Anti-hepatitis medications are a group of antiviral agents used to treat viral hepatitis, which is the inflammation of the liver caused by some sort of virus that targets and damages liver cells.
Now, viral hepatitis can be acute or chronic.
Acute hepatitis lasts for six months or less, and usually resolves on its own without any antiviral treatment.
Chronic hepatitis lasts for more than six months, sometimes even for decades.
Anti-hepatitis medications are mainly used to treat chronic hepatitis and the two main viruses are hepatitis B virus, or HBV, and hepatitis C virus, or HCV.
Alright, so, HCV is a single stranded RNA virus.
What this means is that HCV inject its RNA into the host’s cell and it can immediately use its host’s ribosomes and translate the proteins needed to make more viruses, like capsomere proteins and enzymes like RNA-dependent RNA polymerase.
This RNA-dependent RNA polymerase uses the viral RNA as a template, and uses the hepatocyte’s nucleotides to transcribe a complementary strand of RNA, which is then used to form new baby viruses!
HBV on the other hand is a double stranded DNA virus.
Once the DNA gets injected into a new cell, it enters the cell’s nucleus and is replicated by the host cell’s machinery.
It’s also transcribed into several messenger RNAs and a pregenomic RNA, and then the messenger RNAs are used to make capsomere proteins and enzymes like DNA polymerase.
DNA polymerase uses the pregenomic RNA to synthesize new copies of the viral DNA, which is combined with the capsomere proteins to assemble new viruses.
With each type of virus, whether it’s RNA or DNA, it’s turning your own cells into virus making factories and pumping out new viruses.
This process strains, damages and potentially kills the infected hepatocytes.
When these liver cells die, the liver gets inflamed and that’s called hepatitis.
The anti-hepatitis medications can be divided into two groups based on their mechanism of action; nucleoside or nucleotide analogues and interferons.

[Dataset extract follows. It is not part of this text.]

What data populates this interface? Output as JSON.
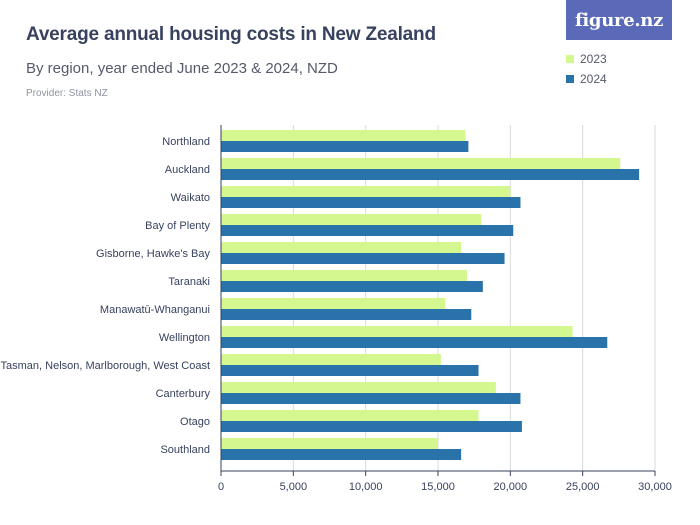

Let’s start with the nucleoside and nucleotide analogues. This group includes nucleoside analogues like ribavirin, entecavir and lamivudine; nucleotide analogues like adefovir, tenofovir, and sofosbuvir.
However, entecavir, lamivudine, adefovir, and tenofovir are used to treat HBV infections and ribavirin and sofosbuvir are used to treat HCV infections.
In both types of infected cells, the analogues are first phosphorylated by cellular enzymes into either a diphosphate, or triphosphate form.
The phosphorylated forms are similar in structure to natural nucleotides present in the cells, so we can think of them as fake nucleotide molecules.
Viral enzymes will try to use these fake nucleotide molecules when trying to synthesize new nucleic acid.
In the HBV infected cell, this enzyme is HBV DNA polymerase, while in the HCV infected cell, the target enzyme is RNA-dependent RNA polymerase.
Once these fake nucleotides are incorporated into the growing DNA or RNA, no additional nucleotides can be added, and viral nucleic acid synthesis stops.
In addition to this, ribavirin also has another mechanism.
Ribavirin is initially phosphorylated to a monophosphate form, which inhibits the enzyme inosine-5′-phosphate dehydrogenase.
Inosine-5′-phosphate dehydrogenase is an enzyme in the host cell, which converts inosine monophosphate into xanthosine monophosphate, which then goes on to make guanine nucleotides.
Ribavirin monophosphate resembles inosine monophosphate, and binds to its site on the enzyme.
This inhibits the inosine-5′-phosphate dehydrogenase, reducing the synthesis of guanine nucleotides, which in turn reduces the synthesis of viral mRNA.
These nucleoside and nucleotide analogues are given per oral.
Adefovir and tenofovir are poorly absorbed when given orally, so adefovir is given in the form of the prodrug, adefovir dipivoxil, and tenofovir is given in the form of tenofovir disoproxil.
These prodrugs are rapidly absorbed and converted into adefovir and tenofovir, respectively, in the intestinal cells by an esterase enzyme.
Eventually nucleotide and nucleoside analogues are transported out into the blood, and carried to the kidneys, where they are excreted via urine.
Ribavirin undergoes another extra step where it is first dephosphorylated by a phosphatase present in the host cell’s nucleus.
This causes ribavirin to start accumulating within cells which lack a nucleus like the red blood cells.
Now, nucleoside and nucleotide analogues commonly cause side effects like headache, nausea, fatigue, and abdominal pain.
In addition, ribavirin can cause hemolytic anemia and hyperuricemia, or increase in uric acid levels due to its accumulation within the red blood cells.
Ribavirin can also cause rash, itching, insomnia, cough, and also birth defects, when used in pregnant women.
Ribavirin increases the efficacy of interferons when used together.